14

I have a class that uses the Android TTS API to transcribe text to audio. I can control the pitch and speed; but I noticed the engine requires a text string and also a hash object. I noticed some words are pronounced too quickly to be easily recognized, and inflection seems too unnatural. Is there a way I can control these two things; possibly through the HashMap? The following is how I'm using the engine:

    mTts = new TextToSpeech(Globals.context, this); // context, listener
}

@Override
public void onInit(int status) {
    HashMap<String, String> myHashRender = new HashMap();
    myHashRender.put(TextToSpeech.Engine.KEY_PARAM_UTTERANCE_ID, speech);
    mTts.setPitch(0.8f);
    mTts.setSpeechRate(0.6f);
    mTts.synthesizeToFile(speech, myHashRender, fileOutPath);
    while (mTts.isSpeaking()) try {
        Thread.sleep(100);
    } catch (InterruptedException e) {
        e.printStackTrace();
    }
    mTts.stop();
    mTts.shutdown();
motoku
  • 1,571
  • 1
  • 21
  • 49
  • Google TTS does not currently support changing inflection, nor does it support inline prosody tags as defined in [SSML](http://help.voxeo.com/go/help/xml.vxml.elements.prosody). It's possible that other TTS engines support these features, but I am not aware of any. – alanv Jun 05 '15 at 20:30
  • Then why does the method take a hashmap, and a string? – motoku Jun 06 '15 at 23:16
  • There are parameters you can set, but none of them control inflection or per-word prosody. – alanv Jun 08 '15 at 20:03
  • @alanv Do you think you can put that as an answer? – motoku Jun 09 '15 at 05:09

3 Answers3

4

Google TTS does not currently support that, but here is what you can do: During parsing of your text, you can change parts of it to get the intonation and inflection you want.
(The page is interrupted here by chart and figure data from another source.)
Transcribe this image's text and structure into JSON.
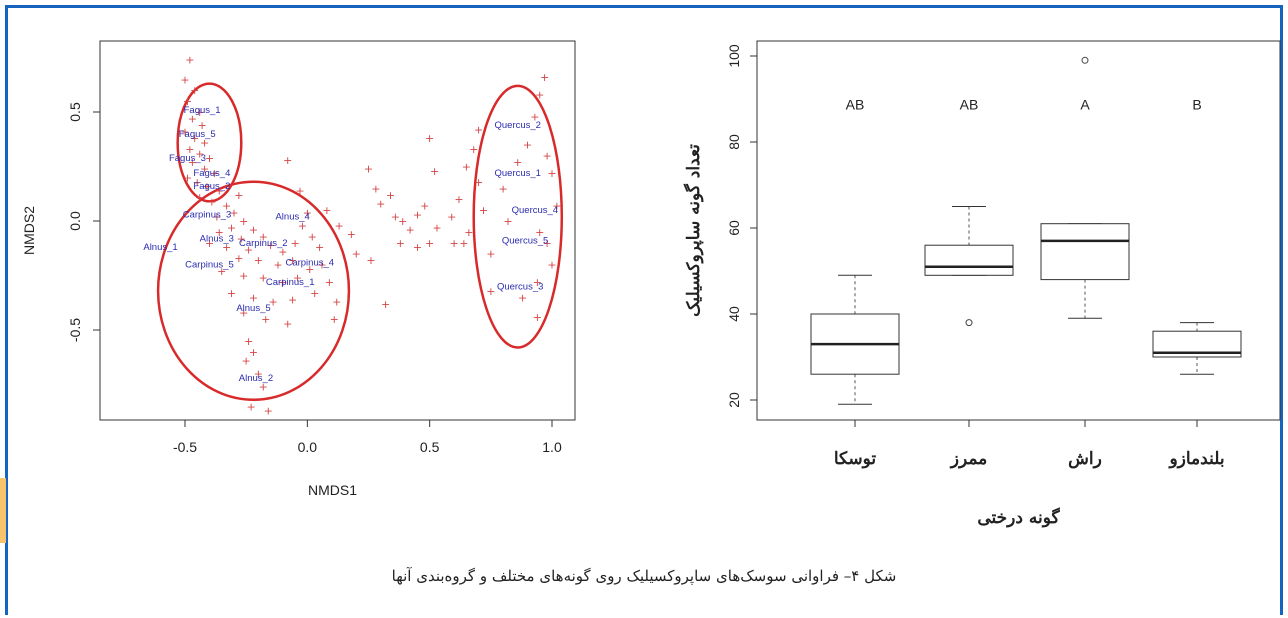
{
  "caption": "شکل ۴– فراوانی سوسک‌های ساپروکسیلیک روی گونه‌های مختلف و گروه‌بندی آنها",
  "chart_data": [
    {
      "type": "scatter",
      "xlabel": "NMDS1",
      "ylabel": "NMDS2",
      "xlim": [
        -0.75,
        1.1
      ],
      "ylim": [
        -0.9,
        0.75
      ],
      "x_ticks": [
        "-0.5",
        "0.0",
        "0.5",
        "1.0"
      ],
      "y_ticks": [
        "-0.5",
        "0.0",
        "0.5"
      ],
      "grid": false,
      "marker": "+",
      "points": [
        [
          -0.48,
          0.74
        ],
        [
          -0.5,
          0.65
        ],
        [
          -0.46,
          0.6
        ],
        [
          -0.49,
          0.55
        ],
        [
          -0.44,
          0.5
        ],
        [
          -0.47,
          0.47
        ],
        [
          -0.43,
          0.44
        ],
        [
          -0.5,
          0.41
        ],
        [
          -0.46,
          0.38
        ],
        [
          -0.42,
          0.36
        ],
        [
          -0.48,
          0.33
        ],
        [
          -0.44,
          0.31
        ],
        [
          -0.4,
          0.29
        ],
        [
          -0.47,
          0.27
        ],
        [
          -0.42,
          0.24
        ],
        [
          -0.38,
          0.22
        ],
        [
          -0.49,
          0.2
        ],
        [
          -0.45,
          0.18
        ],
        [
          -0.41,
          0.16
        ],
        [
          -0.36,
          0.14
        ],
        [
          -0.44,
          0.11
        ],
        [
          -0.39,
          0.09
        ],
        [
          -0.33,
          0.07
        ],
        [
          -0.28,
          0.12
        ],
        [
          -0.3,
          0.04
        ],
        [
          -0.37,
          0.02
        ],
        [
          -0.26,
          0.0
        ],
        [
          -0.31,
          -0.03
        ],
        [
          -0.36,
          -0.05
        ],
        [
          -0.22,
          -0.04
        ],
        [
          -0.27,
          -0.08
        ],
        [
          -0.18,
          -0.07
        ],
        [
          -0.4,
          -0.1
        ],
        [
          -0.33,
          -0.12
        ],
        [
          -0.24,
          -0.13
        ],
        [
          -0.15,
          -0.11
        ],
        [
          -0.1,
          -0.14
        ],
        [
          -0.05,
          -0.1
        ],
        [
          0.02,
          -0.07
        ],
        [
          0.05,
          -0.12
        ],
        [
          -0.28,
          -0.17
        ],
        [
          -0.2,
          -0.18
        ],
        [
          -0.12,
          -0.2
        ],
        [
          -0.06,
          -0.18
        ],
        [
          0.01,
          -0.22
        ],
        [
          0.06,
          -0.2
        ],
        [
          -0.35,
          -0.23
        ],
        [
          -0.26,
          -0.25
        ],
        [
          -0.18,
          -0.26
        ],
        [
          -0.1,
          -0.28
        ],
        [
          -0.04,
          -0.26
        ],
        [
          0.09,
          -0.28
        ],
        [
          -0.31,
          -0.33
        ],
        [
          -0.22,
          -0.35
        ],
        [
          -0.14,
          -0.37
        ],
        [
          -0.06,
          -0.36
        ],
        [
          0.03,
          -0.33
        ],
        [
          0.12,
          -0.37
        ],
        [
          -0.26,
          -0.42
        ],
        [
          -0.17,
          -0.45
        ],
        [
          -0.08,
          -0.47
        ],
        [
          0.11,
          -0.45
        ],
        [
          -0.24,
          -0.55
        ],
        [
          -0.22,
          -0.6
        ],
        [
          -0.25,
          -0.64
        ],
        [
          -0.2,
          -0.7
        ],
        [
          -0.18,
          -0.76
        ],
        [
          -0.23,
          -0.85
        ],
        [
          -0.16,
          -0.87
        ],
        [
          -0.08,
          0.28
        ],
        [
          -0.03,
          0.14
        ],
        [
          0.0,
          0.04
        ],
        [
          -0.02,
          -0.02
        ],
        [
          0.08,
          0.05
        ],
        [
          0.13,
          -0.02
        ],
        [
          0.18,
          -0.06
        ],
        [
          0.25,
          0.24
        ],
        [
          0.28,
          0.15
        ],
        [
          0.3,
          0.08
        ],
        [
          0.34,
          0.12
        ],
        [
          0.36,
          0.02
        ],
        [
          0.39,
          0.0
        ],
        [
          0.42,
          -0.04
        ],
        [
          0.45,
          0.03
        ],
        [
          0.48,
          0.07
        ],
        [
          0.5,
          0.38
        ],
        [
          0.52,
          0.23
        ],
        [
          0.5,
          -0.1
        ],
        [
          0.53,
          -0.03
        ],
        [
          0.45,
          -0.12
        ],
        [
          0.38,
          -0.1
        ],
        [
          0.59,
          0.02
        ],
        [
          0.62,
          0.1
        ],
        [
          0.65,
          0.25
        ],
        [
          0.68,
          0.33
        ],
        [
          0.7,
          0.42
        ],
        [
          0.72,
          0.05
        ],
        [
          0.66,
          -0.05
        ],
        [
          0.64,
          -0.1
        ],
        [
          0.75,
          -0.15
        ],
        [
          0.8,
          0.15
        ],
        [
          0.82,
          0.0
        ],
        [
          0.86,
          0.27
        ],
        [
          0.9,
          0.35
        ],
        [
          0.93,
          0.48
        ],
        [
          0.95,
          0.58
        ],
        [
          0.97,
          0.66
        ],
        [
          0.98,
          0.3
        ],
        [
          1.0,
          0.22
        ],
        [
          1.02,
          0.07
        ],
        [
          0.95,
          -0.05
        ],
        [
          0.98,
          -0.1
        ],
        [
          1.0,
          -0.2
        ],
        [
          0.94,
          -0.28
        ],
        [
          0.88,
          -0.35
        ],
        [
          0.94,
          -0.44
        ],
        [
          0.75,
          -0.32
        ],
        [
          0.7,
          0.18
        ],
        [
          0.6,
          -0.1
        ],
        [
          0.32,
          -0.38
        ],
        [
          0.26,
          -0.18
        ],
        [
          0.2,
          -0.15
        ]
      ],
      "labels": [
        {
          "text": "Fagus_1",
          "x": -0.43,
          "y": 0.51
        },
        {
          "text": "Fagus_5",
          "x": -0.45,
          "y": 0.4
        },
        {
          "text": "Fagus_3",
          "x": -0.49,
          "y": 0.29
        },
        {
          "text": "Fagus_4",
          "x": -0.39,
          "y": 0.22
        },
        {
          "text": "Fagus_2",
          "x": -0.39,
          "y": 0.16
        },
        {
          "text": "Carpinus_3",
          "x": -0.41,
          "y": 0.03
        },
        {
          "text": "Alnus_4",
          "x": -0.06,
          "y": 0.02
        },
        {
          "text": "Alnus_3",
          "x": -0.37,
          "y": -0.08
        },
        {
          "text": "Carpinus_2",
          "x": -0.18,
          "y": -0.1
        },
        {
          "text": "Alnus_1",
          "x": -0.6,
          "y": -0.12
        },
        {
          "text": "Carpinus_5",
          "x": -0.4,
          "y": -0.2
        },
        {
          "text": "Carpinus_4",
          "x": 0.01,
          "y": -0.19
        },
        {
          "text": "Carpinus_1",
          "x": -0.07,
          "y": -0.28
        },
        {
          "text": "Alnus_5",
          "x": -0.22,
          "y": -0.4
        },
        {
          "text": "Alnus_2",
          "x": -0.21,
          "y": -0.72
        },
        {
          "text": "Quercus_2",
          "x": 0.86,
          "y": 0.44
        },
        {
          "text": "Quercus_1",
          "x": 0.86,
          "y": 0.22
        },
        {
          "text": "Quercus_4",
          "x": 0.93,
          "y": 0.05
        },
        {
          "text": "Quercus_5",
          "x": 0.89,
          "y": -0.09
        },
        {
          "text": "Quercus_3",
          "x": 0.87,
          "y": -0.3
        }
      ],
      "ellipses": [
        {
          "cx": -0.4,
          "cy": 0.36,
          "rx": 0.13,
          "ry": 0.27
        },
        {
          "cx": -0.22,
          "cy": -0.32,
          "rx": 0.39,
          "ry": 0.5
        },
        {
          "cx": 0.86,
          "cy": 0.02,
          "rx": 0.18,
          "ry": 0.6
        }
      ]
    },
    {
      "type": "box",
      "xlabel": "گونه درختی",
      "ylabel": "تعداد گونه ساپروکسیلیک",
      "ylim": [
        18,
        102
      ],
      "y_ticks": [
        "20",
        "40",
        "60",
        "80",
        "100"
      ],
      "categories": [
        "توسکا",
        "ممرز",
        "راش",
        "بلندمازو"
      ],
      "groups": [
        "AB",
        "AB",
        "A",
        "B"
      ],
      "boxes": [
        {
          "min": 19,
          "q1": 26,
          "median": 33,
          "q3": 40,
          "max": 49,
          "outliers": []
        },
        {
          "min": 49,
          "q1": 49,
          "median": 51,
          "q3": 56,
          "max": 65,
          "outliers": [
            38
          ]
        },
        {
          "min": 39,
          "q1": 48,
          "median": 57,
          "q3": 61,
          "max": 61,
          "outliers": [
            99
          ]
        },
        {
          "min": 26,
          "q1": 30,
          "median": 31,
          "q3": 36,
          "max": 38,
          "outliers": []
        }
      ]
    }
  ]
}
For example, if you encounter the word 'Hey' you rewrite it on the fly to 'Heeeey' before you send it to the TTS engine to get a different pronounciation.

It is not pretty but it is a workaround.

DKIT
  • 3,471
  • 2
  • 20
  • 24
  • 1
    You might also consider using TtsSpan to change the metadata associated with certain words. IIRC, this does allow you to specify explicit pronunciation. – alanv Jun 11 '15 at 22:18
  • this has been quite old thread . but google TTS still not supporting SSML tags as searched through many documentation . I tried using some tags. only is working . I wonder if it does not support ssml how this tag is working ? – Gurpreet Kaur Dec 14 '17 at 10:58
3

Google TTS does not currently support changing inflection, nor does it support inline prosody tags as defined in SSML. - alanv Jun 5 at 20:30

Community
  • 1
  • 1
motoku
  • 1,571
  • 1
  • 21
  • 49
0

Google TTS does not currently support changing inflection, nor does it support inline prosody tags as defined in SSML. While there are parameters you can set, none of them control inflection or per-word prosody.

There may be other engines that do support these features. eSpeak, for example, does support SSML tags and has an Android port available on Play Store.

alanv
  • 23,966
  • 4
  • 93
  • 80